Motorcycle taxi drivers are predominantly young men who were child soldiers and conflict-affected youth during the Liberian civil wars. As part of his multi-year project, ‘Motorcycling as Peacebuilding in Liberia’, Dr McMullin has previously worked to introduce cyclist-designed, participatory activities to reduce social inequality and support the economic livelihoods of young people, including through community and police dialogue and conflict resolution aimed at targeted violence reduction in urban and semi-urban areas.
Following continued unsolved murders of cyclists and recent mob violence in eastern Liberia blamed on motorcyclists, cyclist and police groups approached Dr McMullin and P4DP with an urgent request to convene additional police-cyclist dialogue groups to reduce violent tensions.
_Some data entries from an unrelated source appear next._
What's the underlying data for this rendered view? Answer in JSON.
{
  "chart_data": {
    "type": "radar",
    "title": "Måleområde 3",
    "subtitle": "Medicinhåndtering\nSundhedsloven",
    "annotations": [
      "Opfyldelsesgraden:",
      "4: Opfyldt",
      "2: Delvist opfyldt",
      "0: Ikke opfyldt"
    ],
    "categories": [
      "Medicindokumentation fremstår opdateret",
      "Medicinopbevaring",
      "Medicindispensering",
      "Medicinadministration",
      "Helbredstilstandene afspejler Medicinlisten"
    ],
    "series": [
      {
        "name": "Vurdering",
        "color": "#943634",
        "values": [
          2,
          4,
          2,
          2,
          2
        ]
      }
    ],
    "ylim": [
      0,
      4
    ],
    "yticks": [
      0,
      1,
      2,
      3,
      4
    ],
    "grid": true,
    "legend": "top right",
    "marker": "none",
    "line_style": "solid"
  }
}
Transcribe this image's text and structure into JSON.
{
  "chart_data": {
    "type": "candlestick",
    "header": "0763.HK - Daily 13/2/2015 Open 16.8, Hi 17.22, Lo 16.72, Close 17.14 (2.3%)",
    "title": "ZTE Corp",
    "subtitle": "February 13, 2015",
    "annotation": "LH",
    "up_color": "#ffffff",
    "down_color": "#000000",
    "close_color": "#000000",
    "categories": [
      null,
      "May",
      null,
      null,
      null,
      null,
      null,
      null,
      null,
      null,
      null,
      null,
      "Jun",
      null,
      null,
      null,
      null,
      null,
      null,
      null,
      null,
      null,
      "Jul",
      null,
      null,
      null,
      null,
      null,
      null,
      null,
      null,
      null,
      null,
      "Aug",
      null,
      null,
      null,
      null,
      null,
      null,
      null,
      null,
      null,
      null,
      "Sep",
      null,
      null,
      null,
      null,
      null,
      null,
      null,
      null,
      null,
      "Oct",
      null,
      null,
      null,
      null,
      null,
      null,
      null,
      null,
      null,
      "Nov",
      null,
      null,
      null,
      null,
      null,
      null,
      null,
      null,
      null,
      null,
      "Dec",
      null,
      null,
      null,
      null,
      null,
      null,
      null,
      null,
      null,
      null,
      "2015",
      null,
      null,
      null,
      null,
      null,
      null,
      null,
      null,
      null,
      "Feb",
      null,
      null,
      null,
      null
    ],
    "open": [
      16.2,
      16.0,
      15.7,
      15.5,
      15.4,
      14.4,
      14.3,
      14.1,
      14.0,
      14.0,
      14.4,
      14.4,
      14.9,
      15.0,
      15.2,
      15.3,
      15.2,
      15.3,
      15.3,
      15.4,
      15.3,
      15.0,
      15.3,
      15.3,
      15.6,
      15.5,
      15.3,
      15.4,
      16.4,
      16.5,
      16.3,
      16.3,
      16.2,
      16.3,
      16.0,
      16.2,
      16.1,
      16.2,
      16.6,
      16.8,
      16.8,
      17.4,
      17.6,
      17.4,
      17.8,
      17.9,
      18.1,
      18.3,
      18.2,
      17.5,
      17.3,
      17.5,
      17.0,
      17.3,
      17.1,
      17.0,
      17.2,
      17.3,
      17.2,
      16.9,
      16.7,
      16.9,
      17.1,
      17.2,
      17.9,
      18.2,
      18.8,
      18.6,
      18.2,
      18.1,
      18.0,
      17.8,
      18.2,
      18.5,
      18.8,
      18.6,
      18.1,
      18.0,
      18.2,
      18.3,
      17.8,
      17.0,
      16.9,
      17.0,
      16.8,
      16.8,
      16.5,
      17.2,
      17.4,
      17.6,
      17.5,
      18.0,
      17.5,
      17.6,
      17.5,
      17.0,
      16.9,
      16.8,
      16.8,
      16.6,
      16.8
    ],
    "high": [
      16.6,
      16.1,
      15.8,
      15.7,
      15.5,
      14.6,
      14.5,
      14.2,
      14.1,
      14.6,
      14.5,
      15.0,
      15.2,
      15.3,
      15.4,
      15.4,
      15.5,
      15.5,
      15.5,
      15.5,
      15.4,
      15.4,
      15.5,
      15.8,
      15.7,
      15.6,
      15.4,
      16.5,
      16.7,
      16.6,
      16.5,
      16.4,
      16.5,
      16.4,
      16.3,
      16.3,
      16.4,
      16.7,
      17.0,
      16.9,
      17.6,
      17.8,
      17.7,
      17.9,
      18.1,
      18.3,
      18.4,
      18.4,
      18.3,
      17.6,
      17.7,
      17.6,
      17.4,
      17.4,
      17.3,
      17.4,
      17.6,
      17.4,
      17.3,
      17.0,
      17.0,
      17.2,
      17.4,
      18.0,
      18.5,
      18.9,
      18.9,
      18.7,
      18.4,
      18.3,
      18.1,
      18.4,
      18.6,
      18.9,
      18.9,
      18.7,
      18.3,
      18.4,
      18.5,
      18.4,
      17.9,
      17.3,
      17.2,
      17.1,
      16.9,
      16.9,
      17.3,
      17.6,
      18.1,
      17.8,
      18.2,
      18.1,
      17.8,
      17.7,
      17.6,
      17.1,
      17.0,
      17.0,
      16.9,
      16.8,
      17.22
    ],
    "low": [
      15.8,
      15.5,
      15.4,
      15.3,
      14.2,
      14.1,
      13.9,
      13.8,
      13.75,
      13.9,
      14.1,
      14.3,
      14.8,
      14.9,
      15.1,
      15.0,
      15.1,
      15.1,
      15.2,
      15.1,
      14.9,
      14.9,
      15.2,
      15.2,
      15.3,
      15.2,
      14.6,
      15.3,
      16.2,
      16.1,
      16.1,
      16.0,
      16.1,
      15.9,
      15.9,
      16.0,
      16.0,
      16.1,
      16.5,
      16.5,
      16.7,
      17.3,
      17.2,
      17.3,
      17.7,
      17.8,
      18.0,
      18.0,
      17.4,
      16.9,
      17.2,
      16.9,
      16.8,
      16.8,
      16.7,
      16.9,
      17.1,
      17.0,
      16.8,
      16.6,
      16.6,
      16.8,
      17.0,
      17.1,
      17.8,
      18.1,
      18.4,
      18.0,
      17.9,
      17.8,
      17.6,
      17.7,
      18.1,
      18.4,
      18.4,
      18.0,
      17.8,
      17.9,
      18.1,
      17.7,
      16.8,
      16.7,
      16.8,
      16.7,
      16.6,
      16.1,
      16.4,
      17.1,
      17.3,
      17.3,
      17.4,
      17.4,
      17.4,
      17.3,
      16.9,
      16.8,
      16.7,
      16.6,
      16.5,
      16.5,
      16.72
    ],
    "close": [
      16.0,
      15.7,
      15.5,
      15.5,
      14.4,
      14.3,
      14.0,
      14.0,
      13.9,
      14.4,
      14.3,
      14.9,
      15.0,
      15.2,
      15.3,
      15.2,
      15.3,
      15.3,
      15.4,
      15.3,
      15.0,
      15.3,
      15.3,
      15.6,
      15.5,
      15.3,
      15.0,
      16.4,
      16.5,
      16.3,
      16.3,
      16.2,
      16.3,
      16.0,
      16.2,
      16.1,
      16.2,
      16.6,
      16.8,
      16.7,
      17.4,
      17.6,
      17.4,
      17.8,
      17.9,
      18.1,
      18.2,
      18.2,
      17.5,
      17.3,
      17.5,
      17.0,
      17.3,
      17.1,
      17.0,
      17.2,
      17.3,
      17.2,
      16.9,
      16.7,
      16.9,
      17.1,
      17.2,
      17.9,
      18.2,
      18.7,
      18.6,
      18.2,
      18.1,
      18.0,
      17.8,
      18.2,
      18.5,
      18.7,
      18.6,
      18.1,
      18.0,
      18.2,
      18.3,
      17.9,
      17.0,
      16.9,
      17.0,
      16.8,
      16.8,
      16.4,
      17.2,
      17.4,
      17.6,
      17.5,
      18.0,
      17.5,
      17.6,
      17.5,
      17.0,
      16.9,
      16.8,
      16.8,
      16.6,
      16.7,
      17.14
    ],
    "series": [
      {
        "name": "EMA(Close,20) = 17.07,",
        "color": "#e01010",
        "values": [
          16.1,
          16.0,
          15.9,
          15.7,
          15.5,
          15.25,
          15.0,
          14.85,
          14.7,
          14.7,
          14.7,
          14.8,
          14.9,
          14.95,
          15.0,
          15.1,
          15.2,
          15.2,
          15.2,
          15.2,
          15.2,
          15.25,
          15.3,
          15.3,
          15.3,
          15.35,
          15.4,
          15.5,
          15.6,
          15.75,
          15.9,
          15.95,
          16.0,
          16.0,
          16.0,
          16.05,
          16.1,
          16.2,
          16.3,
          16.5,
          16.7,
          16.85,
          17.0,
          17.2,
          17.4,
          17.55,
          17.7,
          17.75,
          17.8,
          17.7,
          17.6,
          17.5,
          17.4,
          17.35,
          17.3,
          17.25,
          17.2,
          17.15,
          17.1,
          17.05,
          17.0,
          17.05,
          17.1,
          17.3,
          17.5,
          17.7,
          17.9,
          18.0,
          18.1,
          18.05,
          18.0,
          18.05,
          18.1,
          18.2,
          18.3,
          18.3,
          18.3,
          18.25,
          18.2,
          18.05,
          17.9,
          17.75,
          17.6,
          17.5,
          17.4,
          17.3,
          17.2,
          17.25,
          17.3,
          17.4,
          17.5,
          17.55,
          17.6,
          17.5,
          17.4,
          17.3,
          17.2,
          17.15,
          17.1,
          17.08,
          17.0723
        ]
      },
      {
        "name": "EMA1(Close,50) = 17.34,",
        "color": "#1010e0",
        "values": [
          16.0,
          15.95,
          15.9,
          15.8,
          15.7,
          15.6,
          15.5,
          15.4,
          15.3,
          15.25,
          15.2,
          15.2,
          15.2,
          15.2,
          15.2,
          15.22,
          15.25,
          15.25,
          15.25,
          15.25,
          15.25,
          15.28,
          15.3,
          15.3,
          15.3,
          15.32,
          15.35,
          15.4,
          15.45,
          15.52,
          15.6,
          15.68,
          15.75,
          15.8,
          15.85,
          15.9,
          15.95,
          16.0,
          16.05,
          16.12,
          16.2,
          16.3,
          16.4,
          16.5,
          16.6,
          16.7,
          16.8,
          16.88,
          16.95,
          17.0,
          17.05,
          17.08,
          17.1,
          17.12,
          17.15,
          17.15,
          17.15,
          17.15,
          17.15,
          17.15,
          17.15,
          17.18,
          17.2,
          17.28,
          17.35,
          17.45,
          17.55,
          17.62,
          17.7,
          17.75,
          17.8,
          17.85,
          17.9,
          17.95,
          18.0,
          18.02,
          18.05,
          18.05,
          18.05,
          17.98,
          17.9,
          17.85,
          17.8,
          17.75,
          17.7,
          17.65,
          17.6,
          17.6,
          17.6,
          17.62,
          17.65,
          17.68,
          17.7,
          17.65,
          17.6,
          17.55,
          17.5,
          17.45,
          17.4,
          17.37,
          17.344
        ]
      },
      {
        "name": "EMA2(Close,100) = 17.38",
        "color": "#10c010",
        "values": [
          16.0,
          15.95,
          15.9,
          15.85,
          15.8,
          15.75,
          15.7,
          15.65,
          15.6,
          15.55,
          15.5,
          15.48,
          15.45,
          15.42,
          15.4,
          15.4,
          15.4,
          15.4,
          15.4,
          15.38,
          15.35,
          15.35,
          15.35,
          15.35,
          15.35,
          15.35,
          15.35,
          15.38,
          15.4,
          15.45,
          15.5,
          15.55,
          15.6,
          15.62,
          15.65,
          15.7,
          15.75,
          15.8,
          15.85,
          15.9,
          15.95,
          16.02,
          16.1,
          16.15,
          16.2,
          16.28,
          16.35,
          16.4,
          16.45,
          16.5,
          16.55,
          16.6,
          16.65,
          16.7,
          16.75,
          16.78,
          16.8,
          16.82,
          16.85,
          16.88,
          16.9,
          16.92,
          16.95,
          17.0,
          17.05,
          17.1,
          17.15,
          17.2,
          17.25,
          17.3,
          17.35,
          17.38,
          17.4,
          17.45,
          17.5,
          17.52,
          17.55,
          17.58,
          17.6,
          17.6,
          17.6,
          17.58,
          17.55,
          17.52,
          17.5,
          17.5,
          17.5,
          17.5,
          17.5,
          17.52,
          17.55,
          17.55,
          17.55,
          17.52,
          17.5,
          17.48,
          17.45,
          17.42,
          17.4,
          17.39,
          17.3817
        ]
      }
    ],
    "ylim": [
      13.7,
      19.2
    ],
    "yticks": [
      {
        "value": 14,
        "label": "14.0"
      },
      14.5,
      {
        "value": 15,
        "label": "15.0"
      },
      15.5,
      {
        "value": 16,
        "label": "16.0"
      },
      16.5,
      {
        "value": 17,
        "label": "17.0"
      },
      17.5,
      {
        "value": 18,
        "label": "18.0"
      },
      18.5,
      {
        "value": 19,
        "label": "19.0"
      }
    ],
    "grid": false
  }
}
The dialogue groups bring youth and the police together to settle grievances peacefully, reduce social stigma of marginalised youth, and support their livelihood activities.
Building on previous successful efforts to reduce stigma of conflict-affected youth in Liberia, the project aimed to combat police brutality and reduce violence between police and young Liberians engaged in the motorcycle taxi sector, which is the largest employer of young people in Liberia. Successful dialogue groups also convened in areas around the capital city of Monrovia that had also experienced recent police-cyclist violence. In total, the project convened five dialogue groups in Montserrado and Margibi counties, and a further seven in eastern Liberia.
While they continue to earn their living through bike riding, violent street confrontations between cyclists and police have continually recurred since the war. This violence has followed increased armed police presence in communities to enforce new road restrictions that cyclists perceive as unfair and politically motivated. In addition, cyclists are often themselves the target of violence because of their perceived low social status, and this often goes unsolved. Initially peaceful protests objecting to police inaction then escalate to more violent action. A very similar pattern has occurred across most of the areas where the project decided to innovate this dialogue-based method.
Dr McMullin and P4DP partners, led by Executive Director Jams Suah Shilue, have structured the groups around conflict resolution training and guided dialogue, using expert facilitators from P4DP and other community partners to convene cyclist youth, police, and other community members in at-risk communities. The project has built community and institutional capacity through these dialogue groups, which has resolved ongoing disputes successfully and peacefully in target areas. The groups also build sustainable and supportive relationships between cyclists and police that help to peacefully manage new problems when they emerge.